The Icers had mixed success there, opening the 1997-1998 ACHA championship season with a 6-2 win, but losing 6-5 in overtime three seasons prior after entering the third period with a 5-2 lead and surrendering the tying goal with 19 seconds left. Joe Battista, never one to mince words early in his coaching career, wasn't pleased.
"We just pissed away a golden opportunity, we made some real bonehead plays. We definitely played well enough to win this game."
West Virginia, a frequent Icers opponent through the years (although at the Ice Pavilion the vast majority of the time), also formerly played in an open rink. While the Morgantown Ice Arena was constructed in 1979, it was not fully enclosed until 1997.
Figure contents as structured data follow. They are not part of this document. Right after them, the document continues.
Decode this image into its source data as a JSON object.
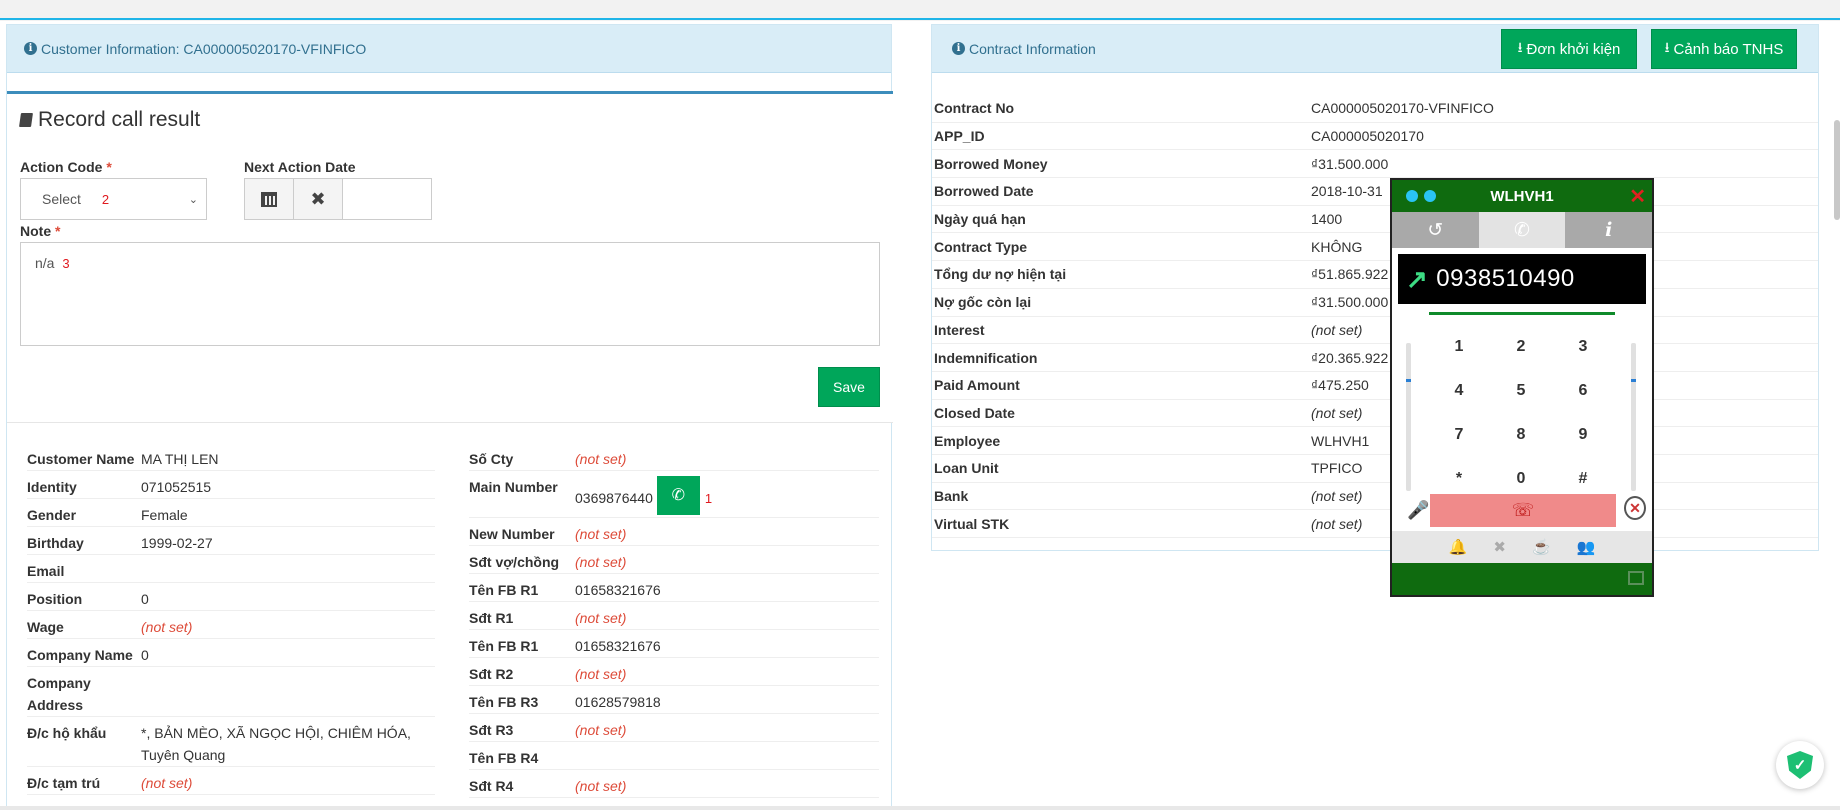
{
  "left_panel": {
    "header": "Customer Information: CA000005020170-VFINFICO",
    "record": {
      "title": "Record call result",
      "action_code_label": "Action Code",
      "action_code_value": "Select",
      "action_code_marker": "2",
      "next_action_label": "Next Action Date",
      "note_label": "Note",
      "note_value": "n/a",
      "note_marker": "3",
      "save_label": "Save"
    },
    "customer": [
      {
        "label": "Customer Name",
        "value": "MA THỊ LEN"
      },
      {
        "label": "Identity",
        "value": "071052515"
      },
      {
        "label": "Gender",
        "value": "Female"
      },
      {
        "label": "Birthday",
        "value": "1999-02-27"
      },
      {
        "label": "Email",
        "value": ""
      },
      {
        "label": "Position",
        "value": "0"
      },
      {
        "label": "Wage",
        "value": "(not set)"
      },
      {
        "label": "Company Name",
        "value": "0"
      },
      {
        "label": "Company Address",
        "value": ""
      },
      {
        "label": "Đ/c hộ khẩu",
        "value": "*, BẢN MÈO, XÃ NGỌC HỘI, CHIÊM HÓA, Tuyên Quang"
      },
      {
        "label": "Đ/c tạm trú",
        "value": "(not set)"
      }
    ],
    "contacts": [
      {
        "label": "Số Cty",
        "value": "(not set)"
      },
      {
        "label": "Main Number",
        "value": "0369876440",
        "call_marker": "1"
      },
      {
        "label": "New Number",
        "value": "(not set)"
      },
      {
        "label": "Sđt vợ/chồng",
        "value": "(not set)"
      },
      {
        "label": "Tên FB R1",
        "value": "01658321676"
      },
      {
        "label": "Sđt R1",
        "value": "(not set)"
      },
      {
        "label": "Tên FB R1",
        "value": "01658321676"
      },
      {
        "label": "Sđt R2",
        "value": "(not set)"
      },
      {
        "label": "Tên FB R3",
        "value": "01628579818"
      },
      {
        "label": "Sđt R3",
        "value": "(not set)"
      },
      {
        "label": "Tên FB R4",
        "value": ""
      },
      {
        "label": "Sđt R4",
        "value": "(not set)"
      }
    ]
  },
  "right_panel": {
    "header": "Contract Information",
    "btn_lawsuit": "Đơn khởi kiện",
    "btn_warning": "Cảnh báo TNHS",
    "rows": [
      {
        "label": "Contract No",
        "value": "CA000005020170-VFINFICO"
      },
      {
        "label": "APP_ID",
        "value": "CA000005020170"
      },
      {
        "label": "Borrowed Money",
        "value": "₫31.500.000"
      },
      {
        "label": "Borrowed Date",
        "value": "2018-10-31"
      },
      {
        "label": "Ngày quá hạn",
        "value": "1400"
      },
      {
        "label": "Contract Type",
        "value": "KHÔNG"
      },
      {
        "label": "Tổng dư nợ hiện tại",
        "value": "₫51.865.922"
      },
      {
        "label": "Nợ gốc còn lại",
        "value": "₫31.500.000"
      },
      {
        "label": "Interest",
        "value": "(not set)"
      },
      {
        "label": "Indemnification",
        "value": "₫20.365.922"
      },
      {
        "label": "Paid Amount",
        "value": "₫475.250"
      },
      {
        "label": "Closed Date",
        "value": "(not set)"
      },
      {
        "label": "Employee",
        "value": "WLHVH1"
      },
      {
        "label": "Loan Unit",
        "value": "TPFICO"
      },
      {
        "label": "Bank",
        "value": "(not set)"
      },
      {
        "label": "Virtual STK",
        "value": "(not set)"
      }
    ]
  },
  "phone": {
    "title": "WLHVH1",
    "number": "0938510490",
    "keys": [
      [
        "1",
        "2",
        "3"
      ],
      [
        "4",
        "5",
        "6"
      ],
      [
        "7",
        "8",
        "9"
      ],
      [
        "*",
        "0",
        "#"
      ]
    ]
  }
}
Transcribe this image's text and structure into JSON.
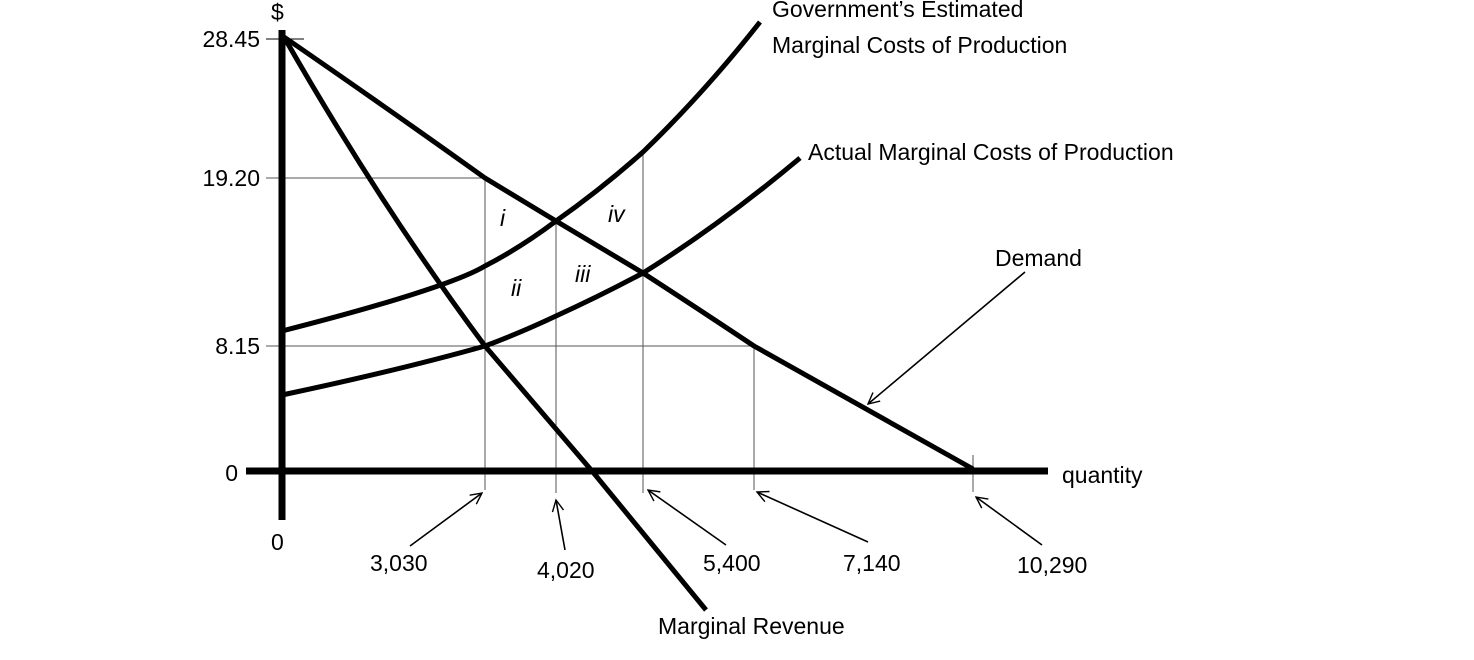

As with Hobart, the internet failed to deliver the ideal picture. But it's pretty easy to tell where the original pavilion-style roof ends and the fill-ins begin. Former WVU coach Brian Bronk felt that his team had a home ice advantage prior to enclosure.
"Our rink is so unique. The elements really play into our favor. It [is] a big advantage."
Advantage or not, the Icers didn't seem to notice, winning 10-0 on Valentine's Day 1997 in their last pre-enclosure visit.

Those later pieces of Icers history bring us full circle in a sense, to the original Ice Pavilion, the rink that arrived several years too late to save the original varsity program. It was constructed in 1954 as a full-on outdoor rink, then had a roof added in 1959 and walls in 1962. PSU didn't have a formal hockey team during this time, but played in the (by then) indoor venue from the Icers' founding in 1971 until 1978 when it was converted to an indoor track and turf facility (it was demolished in 1999 to make way for the now-infamous Lasch Football Building).

Post-roof, pre-walls.

The loss of The Pavilion to football and indoor track forced the Icers to play home games in Mechanicsburg and practice on flooded tennis courts (by that time, on the other side of campus) for two years until the present-day Ice Pavilion opened in 1981 - a situation that did not sit very well with those associated with the hockey program at the time. Undoubtedly, 13 days from today will mark a much happier foray into the elements.